Defense Date


Document Type


Degree Name

Master of Science



First Advisor

Dr. Le Kang


BACKGROUND: Several studies have demonstrated the association between the time to hypertension event and multiple baseline measurements for adults, yet other survival cardiovascular disease (CVD) outcomes such as high cholesterol and heart attack have been somewhat less considered. The Fels Longitudinal Study (FLS) provides us an opportunity to connect adult blood pressure (BP) at certain ages to the time to first CVD outcomes. The availability of long-term serial BP measurements from FLS also potentially allows us to evaluate if the trend of the measured BP biomarkers over time predicts survival outcomes in adulthood through statistical modeling.

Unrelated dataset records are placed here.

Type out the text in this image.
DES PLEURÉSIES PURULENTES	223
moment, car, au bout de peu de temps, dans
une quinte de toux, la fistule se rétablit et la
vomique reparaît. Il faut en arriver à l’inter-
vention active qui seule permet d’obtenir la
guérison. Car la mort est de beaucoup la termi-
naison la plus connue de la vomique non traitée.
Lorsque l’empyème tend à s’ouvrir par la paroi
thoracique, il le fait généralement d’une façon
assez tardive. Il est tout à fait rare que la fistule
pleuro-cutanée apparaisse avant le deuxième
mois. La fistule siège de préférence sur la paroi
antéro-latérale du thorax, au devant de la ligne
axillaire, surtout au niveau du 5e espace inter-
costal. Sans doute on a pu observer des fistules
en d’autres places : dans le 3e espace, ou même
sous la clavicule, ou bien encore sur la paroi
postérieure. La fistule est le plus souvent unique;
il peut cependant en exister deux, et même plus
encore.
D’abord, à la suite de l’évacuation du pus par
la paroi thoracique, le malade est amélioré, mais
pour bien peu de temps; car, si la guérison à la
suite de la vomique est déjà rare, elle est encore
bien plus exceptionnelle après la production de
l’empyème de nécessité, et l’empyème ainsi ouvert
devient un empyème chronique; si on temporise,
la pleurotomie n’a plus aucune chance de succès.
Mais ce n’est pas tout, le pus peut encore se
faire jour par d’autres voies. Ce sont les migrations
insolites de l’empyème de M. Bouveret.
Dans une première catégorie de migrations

METHODS: When the reference standard is right-censored time-to-event (survival) outcome, the C index or concordance C, is commonly used as a summary measure of discrimination between a survival outcome that is possibly right censored and a predictive-score variable, say, a measured biomarker or a composite-score output from a statistical model that combines multiple biomarkers. When we have subjects longitudinally followed up, it is of primary interest to assess if some baseline measurements predict the time-to-event outcome. Specifically, in this study, systolic blood pressure, diastolic blood pressure, as well as their variation over time, are considered predictive biomarkers, and we assess their predictive ability for certain time-to-event outcomes in terms of the C index.

RESULTS: There are a few summary C index differences that are statistically significant in predicting and discriminating certain CVD metric at certain age stage, though some of these differences are altered in the presence of medicine treatment and lifestyle characteristics. The variation of systolic BP measures over time has a significantly different predicting ability comparing with systolic BP measures at certain given time point, for predicting certain survival outcome such as high cholesterol level.

CONCLUSIONS: Adult systolic and diastolic BP measurements may have significantly different ability in predicting time to first CVD events. The fluctuation of BP measurements over time may have better association than BP measurement at a single baseline time point, with the time to first CVD events.